I hope this blog is different. I’m writing it for you (my friends, family, teachers, colleagues, students, and beloved internet randos) so that you know what’s up with me during these ten months that I am living in Russia. But I’m also writing it for me, so that I have a record of my memories that won’t be abstracted by time. I wish, for example, that I had actually followed through on the blog I started during my semester in Moscow during college. That would be cool to have now. I also see this blog as a challenge to me to be a more active observer and participant during my grant period; it will hold me accountable to being present so that I can report back to you in full. The content here will be mostly personal, but I have aspirations to write more topically (i.e. about more broadly political/social issues) once I get my footing.

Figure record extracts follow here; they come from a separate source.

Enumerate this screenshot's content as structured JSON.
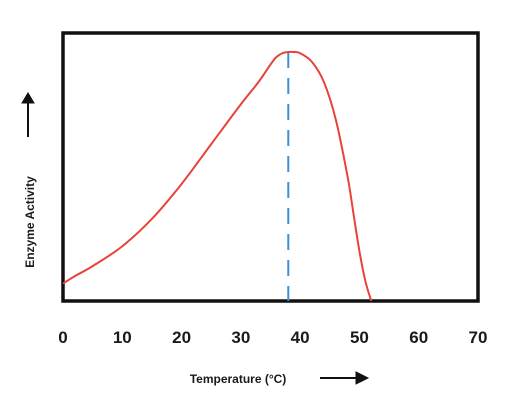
{
  "chart_data": {
    "type": "line",
    "title": "",
    "xlabel": "Temperature (°C)",
    "ylabel": "Enzyme Activity",
    "xlim": [
      0,
      70
    ],
    "ylim": [
      0,
      1
    ],
    "x_ticks": [
      "0",
      "10",
      "20",
      "30",
      "40",
      "50",
      "60",
      "70"
    ],
    "grid": false,
    "y_tick_labels_shown": false,
    "series": [
      {
        "color": "#e8423a",
        "x": [
          0,
          2,
          5,
          10,
          15,
          20,
          25,
          30,
          33,
          35,
          36,
          37,
          38,
          39,
          40,
          42,
          44,
          46,
          48,
          49,
          50,
          51,
          52
        ],
        "y": [
          0.07,
          0.1,
          0.14,
          0.22,
          0.33,
          0.47,
          0.63,
          0.79,
          0.88,
          0.95,
          0.98,
          0.995,
          1.0,
          1.0,
          0.995,
          0.96,
          0.88,
          0.73,
          0.5,
          0.35,
          0.2,
          0.08,
          0.0
        ]
      }
    ],
    "optimum_marker": {
      "x": 38,
      "color": "#3b8fd6",
      "style": "dashed"
    },
    "axis_arrows": {
      "x_arrow": "right",
      "y_arrow": "up"
    }
  }
}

But now I should bring you up to date: after a long summer chilling at my dad’s house I’m happy to say that I leave for Russia two weeks from tomorrow. (Love you, dad!) Once I’m in Moscow, I will have a weeklong orientation before I move to my host city of Murom. Murom’s about 4-5 hours away from Moscow by train, which is really not bad when you consider the vastness [, glory, and splendor] of the motherland. In fact, it’s located in the same oblast’ (Russian administrative district) as Vladimir, a city where I lived last summer as an intern. Murom is also pretty close to Nizhny Novgorod, a city of 1.25 million that I’ve heard awesome things about but have yet to visit. That being said, I don’t know much about Murom or what to expect from life in a Russian city of just over 100,000 inhabitants. According to Wikipedia, Murom’s been around since around the year 900, making it one of the oldest cities in Russia. It’s the home of the “East Slavic epic hero” Ilya Muromets, not that that means anything to me (YET!). Apparently, during the Soviet era Murom was a closed-city, meaning that foreigners were prohibited from entering because of secrecy surrounding the defense industries there. There is not much else to learn about Murom via the internet, so I guess we’ll have to wait until I get there!
I’ll be teaching beginning and intermediate students of English, other teachers, and some graduates at the University in Murom. My contact tells me that we will go over all other specifics when I arrive and not to worry. So basically I am trying to be as chill as possible about not knowing the details. I’ve developed a very zen attitude toward the mystery surrounding my lodging for the next ten months. (My parents do not share the zen. Go figure.)
I’ve scored a decent coat, so all that’s left is to gather up the rest of my teaching supplies (if you have any suggestions for cool/spatially efficient items that could help me share “American culture,” please comment!) and pack. I’ll keep y’all updated!